Madoka est une chercheuse en réalité virtuelle et augmentée dont les pratiques artistiques et personnelles se mêlent dans son exploration de la sorcellerie, de la divination et du chamanisme. Entre Tokyo et Los Angeles, son œuvre analyse les différences entre les deux cultures et s’intéresse à la fusion entre le féminisme et la sorcellerie aux Etats-Unis. L’histoire du rapport de Madoka à la sorcellerie commence après qu’un ami lui ait fait découvrir les cartes du tarot de Thoth d’Aleister Crowley. En tant qu’artiste et animatrice 3D, elle a tout de suite été frappée par la beauté hallucinatoire et les archétypes des cartes. Un an plus tard, elle se targue d’être une sorcière. « Je m’intéresse beaucoup à la culture de la côte ouest américaine, et j’ai étudié la sorcellerie avec la sorcière activiste écologiste Starhawk à San Francisco en 2018. Je pratique de nombreux rituels et sorts, des visions et des invocations, et je médite tous les jours ». Elle travaille également sur de nombreux arts de divination orientaux et occidentaux dont le I Ching, le tarot, le feng shui et les quatre piliers du destin.

Madoka

© Courtesy Madoka

Si la sorcellerie joue un rôle important dans la culture américaine, le cadre est différent au Japon, où la majorité de la population est polythéiste. « La culture de la sorcellerie est vraiment très implantée à Los Angeles comparé au Japon, mais la grande différence c’est qu’au Japon, les sorcières ne sont pas dans la contre-culture, car la chrétienté n’y est pas majoritaire. La paganisme et les bouddhistes sont majoritaires, ce qui explique qu’il soit plus dur de trouver des gens qui se présentent comme sorcières », nous explique Madoka. « Les Japonais pensent qu’il existe 8 millions de divinités dans le monde. Pierres, bois, sol, mer, rivière, tout est divinité. C’est une pensée très normale pour nous ».

Les cartes du tarot

© Wiro Klyngz / Alamy Stock Photo

3. Taylor Cordova, 31 ans, Désert du Sonora, au sud de Phoenix, Arizona

Taylor Cordova passe ses journées plongées dans la magie. Cette artiste et historienne de l’arttravaille comme professeur d’art dans une école élémentaire et s’occupe d’une boutique en ligne appelée The Flowerchild Bruja.
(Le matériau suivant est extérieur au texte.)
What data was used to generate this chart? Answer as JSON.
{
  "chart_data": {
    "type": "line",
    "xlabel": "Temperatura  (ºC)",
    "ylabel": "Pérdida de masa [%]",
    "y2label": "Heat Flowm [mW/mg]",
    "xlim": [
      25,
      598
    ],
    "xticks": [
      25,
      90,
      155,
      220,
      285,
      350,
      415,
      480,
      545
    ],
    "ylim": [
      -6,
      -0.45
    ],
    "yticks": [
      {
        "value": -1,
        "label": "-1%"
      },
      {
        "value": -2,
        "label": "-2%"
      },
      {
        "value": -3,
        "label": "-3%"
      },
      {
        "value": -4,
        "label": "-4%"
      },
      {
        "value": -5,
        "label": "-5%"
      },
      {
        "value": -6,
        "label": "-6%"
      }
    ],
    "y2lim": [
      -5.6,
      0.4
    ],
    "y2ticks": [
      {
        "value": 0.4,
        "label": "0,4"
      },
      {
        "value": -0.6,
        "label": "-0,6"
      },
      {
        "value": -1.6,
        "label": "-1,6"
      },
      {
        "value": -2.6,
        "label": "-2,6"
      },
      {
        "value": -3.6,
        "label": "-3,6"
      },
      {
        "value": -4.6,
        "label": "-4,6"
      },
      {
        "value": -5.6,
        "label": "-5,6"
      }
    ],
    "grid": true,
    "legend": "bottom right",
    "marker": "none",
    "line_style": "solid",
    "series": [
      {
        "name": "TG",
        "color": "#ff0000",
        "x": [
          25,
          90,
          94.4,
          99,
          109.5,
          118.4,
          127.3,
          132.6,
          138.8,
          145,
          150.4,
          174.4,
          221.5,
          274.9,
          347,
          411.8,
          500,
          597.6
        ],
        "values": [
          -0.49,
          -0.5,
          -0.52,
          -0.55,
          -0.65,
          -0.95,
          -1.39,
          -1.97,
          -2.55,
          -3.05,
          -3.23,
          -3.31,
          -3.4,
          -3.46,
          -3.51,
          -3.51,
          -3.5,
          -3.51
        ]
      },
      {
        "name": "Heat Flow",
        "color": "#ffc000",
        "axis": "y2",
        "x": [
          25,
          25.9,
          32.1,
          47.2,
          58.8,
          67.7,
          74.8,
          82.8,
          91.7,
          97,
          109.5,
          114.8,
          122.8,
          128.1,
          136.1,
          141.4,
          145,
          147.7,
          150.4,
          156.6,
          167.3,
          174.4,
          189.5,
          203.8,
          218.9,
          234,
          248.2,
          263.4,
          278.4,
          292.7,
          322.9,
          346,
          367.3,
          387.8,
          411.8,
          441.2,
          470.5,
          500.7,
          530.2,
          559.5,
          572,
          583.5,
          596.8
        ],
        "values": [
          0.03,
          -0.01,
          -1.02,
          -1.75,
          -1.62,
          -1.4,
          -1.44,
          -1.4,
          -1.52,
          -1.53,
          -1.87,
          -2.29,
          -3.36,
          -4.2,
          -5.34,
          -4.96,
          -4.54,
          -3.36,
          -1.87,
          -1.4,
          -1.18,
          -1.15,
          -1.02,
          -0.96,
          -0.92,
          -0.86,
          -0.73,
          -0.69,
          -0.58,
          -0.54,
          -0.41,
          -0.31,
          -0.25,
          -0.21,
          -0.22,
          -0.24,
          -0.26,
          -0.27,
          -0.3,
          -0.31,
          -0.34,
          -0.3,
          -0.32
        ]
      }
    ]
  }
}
Elle y vend des pierres et des bâtonnets d’encens faits maison avec des plantes sacrées comme la rose, la lavande ou l’armoise, qui permettent de purifier l’énergie d’un lieu. « Ma pratique personnelle consiste à communier avec l’esprit de Gaïa [la déesse-mère de la terre]. Le culte et la création d’espaces sacrés sont une manière de me lier aux esprits et de donner cours à ma dévotion », nous explique Taylor Cordova. Elle s’adonne également à d’autres rituels, ancrés dans le mysticisme de la divinité féminine. « La magie sexuelle et l’utilisation du sang de mes menstruations sont quelques-unes des pratiques taboues que j’ai, mais honnêtement, ça dépend de ce que je ressens sur le moment. L’esprit communique les types de travaux les plus nécessaires sur le moment ».

© OGphoto

Son enfance dans le désert l’a clairement influencée dans son cheminement vers la magie. Les montagnes, et plus particulièrement le Parc de la South Montain, l’ont initié à cette sagesse ancestrale. Sorcière afro-latina, la culture de Cordova se rattache de nombreuses manières aux esprits du désert. « Ma culture me guide à chaque pas, dans ma manière d’utiliser mes mains, dans la façon dont je jette les sorts avec mes hanches, dont je chante et je prie. Chacune des mes cultures sont présentes dans ma façon d’offrir ma dévotion. Le désert du Sonora, la communauté du sud de Phoenix dans laquelle j’ai grandi, et mes origines africaines sont des facteurs extrêmement importants dans ma pratique, mais ils sont nuancés, ils se mêlent, et il est difficile de dire que cela se fait de façon tout à fait transparente. Halloween, ou Samhain pour ceux qui observent le calendrier païen, est l’équivalent du nouvel-an pour les sorcières, c’est le moment parfait pour découvrir la magie. Toutefois, il est possible de découvrir ce monde quand on le souhaite, où qu’on se trouve. Quelle que soit la saison, c’est toujours la saison des sorcières, et chacune est bienvenue ».

© humonia

Gabriela Herstick est écrivaine et habite à Los Angeles. Elle a écrit deux livres Craft: How to be a Modern Witch (2018) ainsi que Bewitching the Elements: Finding Empowerment through Earth, Air, Fire, Water and Spirit (à paraître en 2020)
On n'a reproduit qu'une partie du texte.